Reuters first disclosed the subpoenas, which were issued while special counsel Jack Smith was investigating Trump’s handling of classified documents and his alleged efforts to overturn the 2020 election.
In June 2023, Smith indicted Trump on 37 federal counts related to records stored at Mar-a-Lago — records kept at a residence guarded by the United States Secret Service. Trump was charged with 31 counts under the Espionage Act for willful retention of national defense information, along with six additional process-related charges stemming from conversations with his lawyer.
The case ultimately collapsed.
In 2024, Judge Aileen Cannon dismissed Smith’s classified documents case, ruling that Smith’s appointment by U.S. Attorney General Merrick Garland was unconstitutional and that the unlimited funding granted to him lacked congressional approval.
In other words, the very investigation used to justify secret subpoenas of Trump allies was later declared fundamentally unlawful.

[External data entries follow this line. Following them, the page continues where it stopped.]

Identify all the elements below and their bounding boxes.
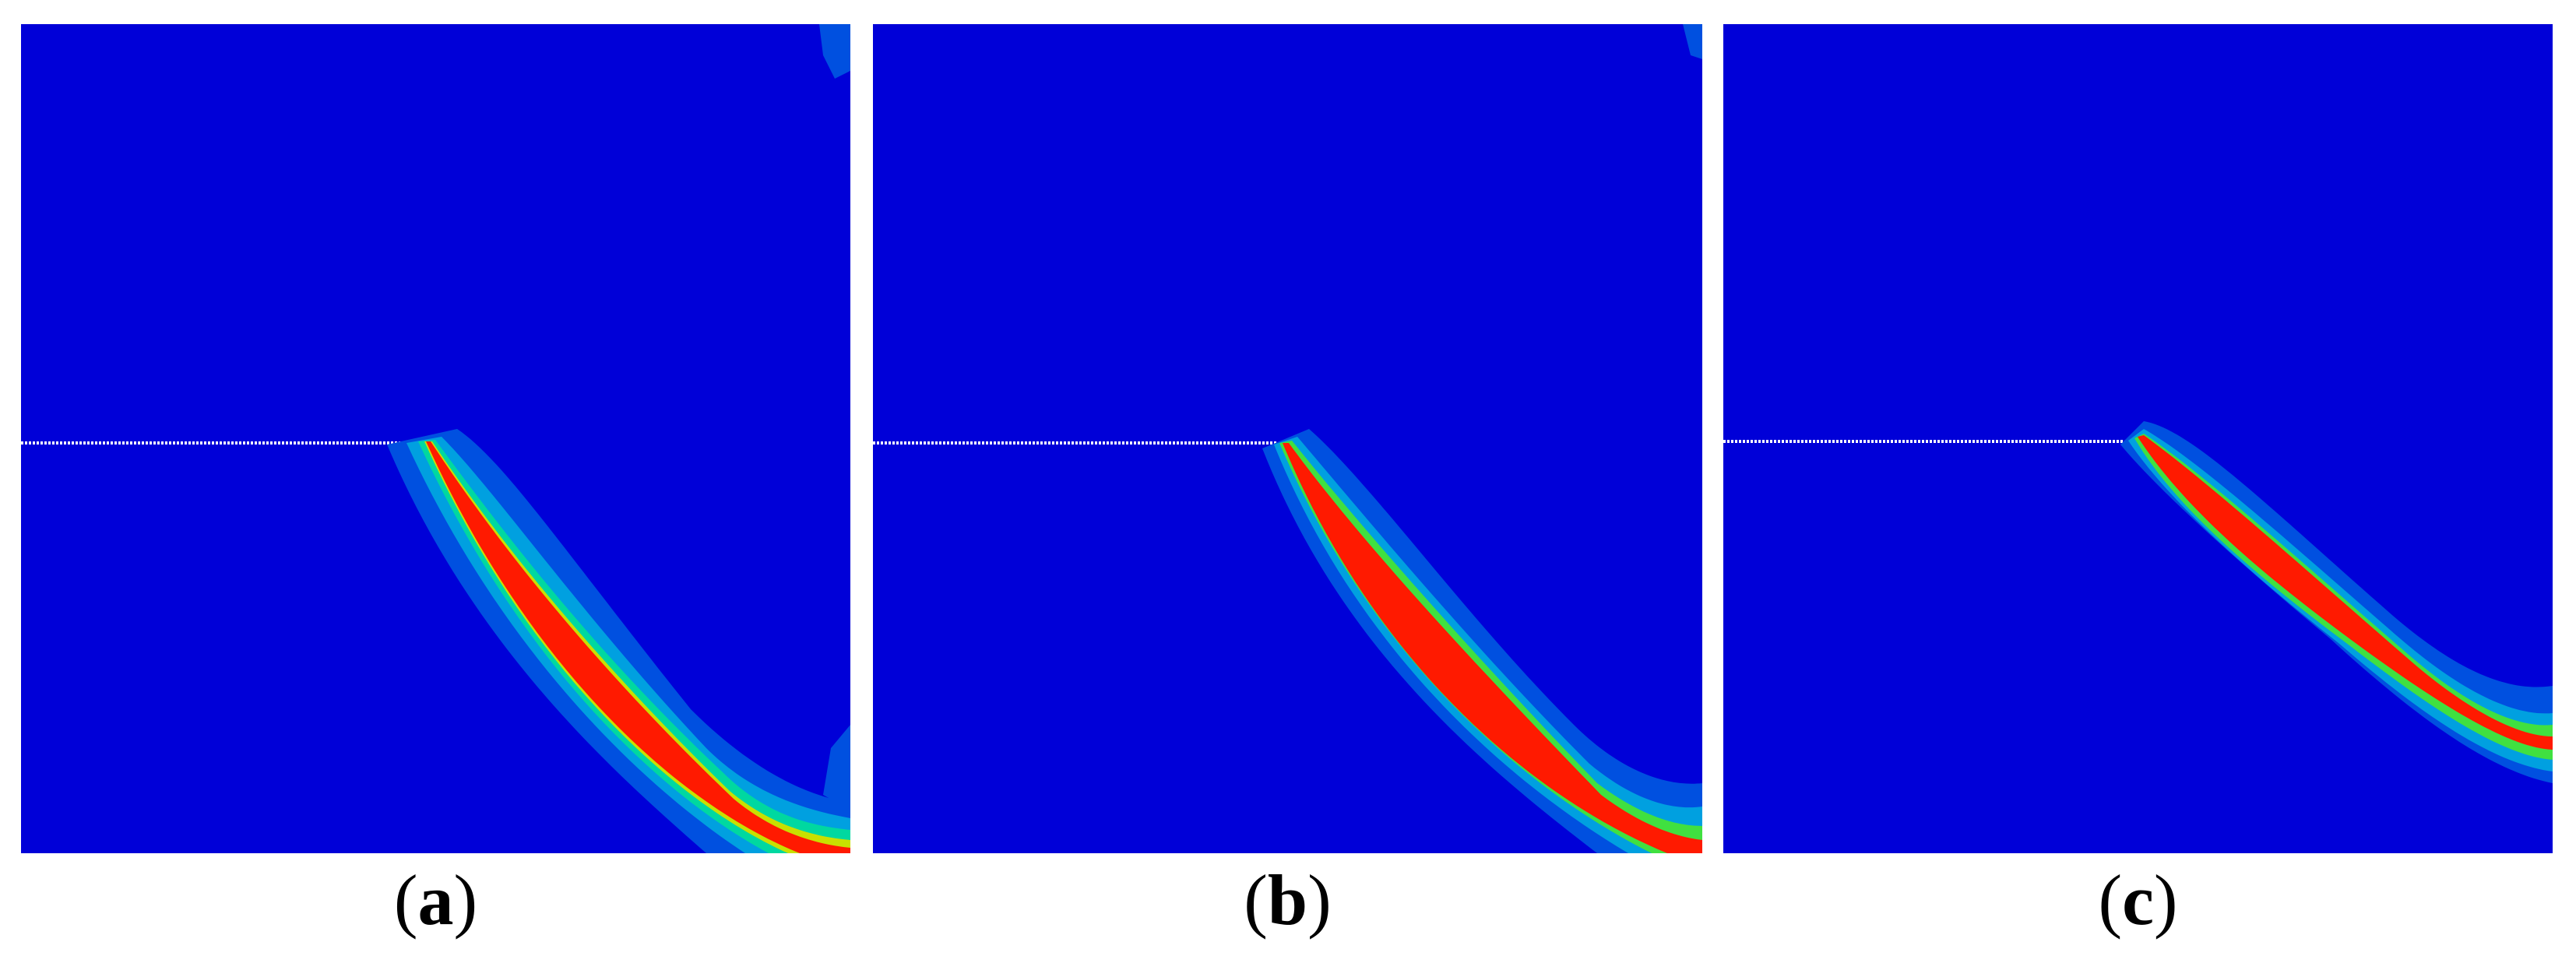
band-3 (418, 440, 850, 853)
caption-c-label: c (2122, 860, 2154, 940)
caption-c: (c) (2098, 860, 2178, 940)
contour-panel-a (21, 24, 850, 853)
caption-a-label: a (417, 860, 454, 940)
contour-panel-c (1723, 24, 2553, 853)
corner-patch-lower (823, 725, 850, 810)
band-3 (1279, 441, 1702, 853)
band-2 (1274, 437, 1702, 853)
crack-field-plot-b (873, 24, 1702, 853)
corner-patch (1683, 24, 1702, 59)
caption-b: (b) (1244, 860, 1332, 940)
crack-field-plot-a (21, 24, 850, 853)
crack-field-plot-c (1723, 421, 2553, 783)
corner-patch (819, 24, 850, 79)
caption-b-label: b (1267, 860, 1308, 940)
contour-panel-b (873, 24, 1702, 853)
caption-a: (a) (393, 860, 478, 940)
band-2 (406, 437, 850, 853)
band-core (2138, 435, 2553, 750)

That context makes what happened even more alarming.
This wasn’t a neutral inquiry that went sideways. It was a legally defective prosecution that empowered federal agents to dig through the phone records of political associates of a former president — who was, at the time, the leading challenger to Biden and the Democratic Party’s path to keeping Kamala Harris in power.
The optics are chilling.
When the federal government secretly subpoenas private citizens connected to the president’s opponent, hides the paperwork in restricted files, and avoids oversight — that isn’t normal politics.
That’s the weaponization of the state.
Now comes the accountability.
Patel, now serving as FBI director, fired at least 10 FBI employees involved in the secret subpoenas. “At least ten FBI employees were fired Wednesday, Fox News has been told. Names were not given due to privacy reasons.”
The purge signals that what occurred was not merely procedural.
It was unacceptable.
The American public can debate Trump’s policies. They can argue about classified records and executive authority. That’s democracy.
But the use of federal investigative power against political rivals — under questionable legal foundations — crosses a line that no republic should tolerate.
The Constitution was not designed to allow a sitting administration to quietly surveil the inner circle of its top political opponent.
Yet that’s exactly what happened.
And the fact that it happened under the banner of “law enforcement” makes it all the more dangerous.
This isn’t just another headline.
It’s a warning about how fragile institutional guardrails can become when politics overrides principle.
The firings are a start.
But for many Americans, the deeper question remains: how did it get this far in the first place?